RBS has been fined a collective £391m for its role in the LIBOR scandal, with the FSA's investigation finding more than 200 "inappropriate" rate submissions.
The fines, made up of an £87.5m FSA fine and over £300m in US penalties, relate to "widespread" misconduct at the bank in its attempts to manipulate the London Interbank Offered Rate.
"RBS established a business model that sat derivatives traders next to LIBOR submitters and encouraged the two groups to communicate without restriction despite the obvious risk that derivatives traders would seek to influence RBS' LIBOR submissions," the FSA said in a statement.

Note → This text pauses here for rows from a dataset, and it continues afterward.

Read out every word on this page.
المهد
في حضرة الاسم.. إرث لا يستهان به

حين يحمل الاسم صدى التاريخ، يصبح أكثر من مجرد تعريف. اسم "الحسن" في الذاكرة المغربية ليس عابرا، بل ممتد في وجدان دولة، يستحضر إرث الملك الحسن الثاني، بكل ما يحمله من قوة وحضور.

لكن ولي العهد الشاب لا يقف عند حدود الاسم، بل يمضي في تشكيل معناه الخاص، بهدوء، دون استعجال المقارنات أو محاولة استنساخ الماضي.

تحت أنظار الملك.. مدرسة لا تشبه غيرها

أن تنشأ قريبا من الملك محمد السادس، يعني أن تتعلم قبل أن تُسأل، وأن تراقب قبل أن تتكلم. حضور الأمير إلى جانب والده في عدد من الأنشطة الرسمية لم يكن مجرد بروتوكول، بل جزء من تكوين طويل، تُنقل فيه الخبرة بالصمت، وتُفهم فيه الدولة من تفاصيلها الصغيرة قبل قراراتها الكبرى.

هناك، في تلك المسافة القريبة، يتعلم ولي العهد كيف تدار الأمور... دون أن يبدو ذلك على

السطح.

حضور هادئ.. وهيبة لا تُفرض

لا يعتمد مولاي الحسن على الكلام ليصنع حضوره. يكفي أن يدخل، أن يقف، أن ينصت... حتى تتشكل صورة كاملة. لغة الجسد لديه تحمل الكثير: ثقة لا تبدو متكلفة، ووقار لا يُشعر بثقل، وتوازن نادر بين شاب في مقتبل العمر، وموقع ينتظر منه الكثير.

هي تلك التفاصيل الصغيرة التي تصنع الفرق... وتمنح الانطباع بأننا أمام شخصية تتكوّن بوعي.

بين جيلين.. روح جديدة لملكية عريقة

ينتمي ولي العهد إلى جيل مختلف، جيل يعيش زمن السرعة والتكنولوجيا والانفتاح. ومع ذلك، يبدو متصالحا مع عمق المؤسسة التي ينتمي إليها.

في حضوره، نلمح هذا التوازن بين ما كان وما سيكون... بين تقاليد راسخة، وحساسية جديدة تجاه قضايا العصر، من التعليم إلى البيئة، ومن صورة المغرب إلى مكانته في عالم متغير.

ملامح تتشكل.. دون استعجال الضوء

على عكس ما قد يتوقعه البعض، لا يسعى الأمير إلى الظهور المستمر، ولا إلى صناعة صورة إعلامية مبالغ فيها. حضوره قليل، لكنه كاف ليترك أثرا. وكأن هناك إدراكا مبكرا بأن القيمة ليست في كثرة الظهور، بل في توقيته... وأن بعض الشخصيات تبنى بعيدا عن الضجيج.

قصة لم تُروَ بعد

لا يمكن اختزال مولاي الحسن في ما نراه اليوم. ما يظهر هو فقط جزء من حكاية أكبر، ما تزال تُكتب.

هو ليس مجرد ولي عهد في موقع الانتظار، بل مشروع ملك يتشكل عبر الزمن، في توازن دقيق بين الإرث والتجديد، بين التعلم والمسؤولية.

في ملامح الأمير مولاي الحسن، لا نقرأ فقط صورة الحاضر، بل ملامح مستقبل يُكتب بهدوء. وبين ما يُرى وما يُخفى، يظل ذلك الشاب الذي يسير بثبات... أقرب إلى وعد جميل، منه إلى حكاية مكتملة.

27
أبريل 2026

"The integrity of benchmark reference rates such as LIBOR is of fundamental importance to both UK and international financial markets. The findings set out in our notice today demonstrate a failure by RBS to take that wider context into account," said FSA enforcement director Tracey McDermott.
"The failures at RBS were all the more serious because of the attempts not only to influence the submissions of RBS but also of other panel banks and the use of interdealer brokers to do this."
"During the course of the FSA's work on LIBOR, RBS provided the FSA with an attestation that its LIBOR related systems and controls were adequate."
The penalties follow on from Barclays' cumulative £290m penalty for LIBOR fixing levied last summer.
That fine resulted in wholesale changes at the board of the bank. New CEO Antony Jenkins is expected to outline the bank's transformation strategy at an investor day on 12 February.